"While the appeal of The Dash is undeniable, it’s also less unique."
Following Bertie Blackman’s career is like watching a computer program rewrite itself – each new record a distinct permutation forwards, each time getting more and more digitised.
It’s an astounding mission to put out five albums that never plough the same musical furrow, yet here they stand – as distinct as fingers. Number five takes its cues from glam pop and new wave, a heavily-processed collage that’s happier, more kinetic and bustlingly on-point. Minute By Minute bounces with a youthful hustle that conjures the image of 32-year-old Blackman as HAIM’s smoky-voiced older sister. Run For Your Life is drum-poundingly high-vaulted. It seems odd, but it’s the backing tracks on this record that stand out (bubbling, syncopated synth-blinks) rather than the vocals, which, though impressive, too often slip into familiar, uninspiring grooves.

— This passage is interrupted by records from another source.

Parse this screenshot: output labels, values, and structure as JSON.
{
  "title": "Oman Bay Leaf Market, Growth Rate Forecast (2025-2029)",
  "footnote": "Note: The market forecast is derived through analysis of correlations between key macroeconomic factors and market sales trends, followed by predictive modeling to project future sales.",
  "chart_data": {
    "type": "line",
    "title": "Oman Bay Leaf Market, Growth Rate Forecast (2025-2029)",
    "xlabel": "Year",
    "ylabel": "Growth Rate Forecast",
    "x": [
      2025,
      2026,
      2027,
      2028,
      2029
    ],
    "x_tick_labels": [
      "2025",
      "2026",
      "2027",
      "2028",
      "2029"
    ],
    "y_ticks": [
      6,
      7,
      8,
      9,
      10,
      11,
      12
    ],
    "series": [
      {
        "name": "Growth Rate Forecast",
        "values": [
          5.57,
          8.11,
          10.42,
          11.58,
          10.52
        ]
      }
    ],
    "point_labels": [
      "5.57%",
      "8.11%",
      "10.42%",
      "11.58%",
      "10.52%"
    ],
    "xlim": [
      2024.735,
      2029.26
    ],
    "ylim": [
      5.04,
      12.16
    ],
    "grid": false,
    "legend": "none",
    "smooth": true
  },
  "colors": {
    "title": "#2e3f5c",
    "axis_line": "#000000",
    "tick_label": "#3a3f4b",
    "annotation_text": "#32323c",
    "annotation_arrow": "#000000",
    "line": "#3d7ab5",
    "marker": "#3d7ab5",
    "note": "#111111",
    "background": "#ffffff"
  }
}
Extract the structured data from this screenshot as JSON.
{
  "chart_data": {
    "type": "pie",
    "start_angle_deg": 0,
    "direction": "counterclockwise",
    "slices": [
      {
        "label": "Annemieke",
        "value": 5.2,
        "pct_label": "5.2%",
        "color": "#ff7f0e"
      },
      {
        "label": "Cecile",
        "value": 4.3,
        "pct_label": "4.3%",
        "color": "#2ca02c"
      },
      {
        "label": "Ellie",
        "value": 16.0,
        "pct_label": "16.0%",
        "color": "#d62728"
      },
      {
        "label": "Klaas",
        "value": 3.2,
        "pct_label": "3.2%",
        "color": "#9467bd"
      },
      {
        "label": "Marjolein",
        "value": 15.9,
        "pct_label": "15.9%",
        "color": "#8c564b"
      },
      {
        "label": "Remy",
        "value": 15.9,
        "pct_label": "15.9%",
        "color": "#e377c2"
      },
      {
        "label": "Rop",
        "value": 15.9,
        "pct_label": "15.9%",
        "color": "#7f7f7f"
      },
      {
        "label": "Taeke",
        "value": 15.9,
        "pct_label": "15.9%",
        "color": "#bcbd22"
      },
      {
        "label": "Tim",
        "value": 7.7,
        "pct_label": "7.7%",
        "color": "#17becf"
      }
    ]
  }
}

In comparison to 2012’s oddball, idiosyncratic and perfectly stellar Pope Innocent X this is polished, but perhaps excessively so. With this late-stage bloom into internationalised dance-floor fillers, Blackman seems to be going the way of quasi-contemporary Sia. Perhaps then she’s onto something. The Dash is well made, viscerally engineered and potentially a hit in waiting. Maybe we’re just not used to Blackman version five. Maybe her latest pique of reinvention has taken her well ahead of the curve. It’s just that, while the appeal of The Dash is undeniable, it’s also less unique. Knowing Blackman though, it’s not an endpoint to obsess over and dissect; it’s a way-station in a much longer journey.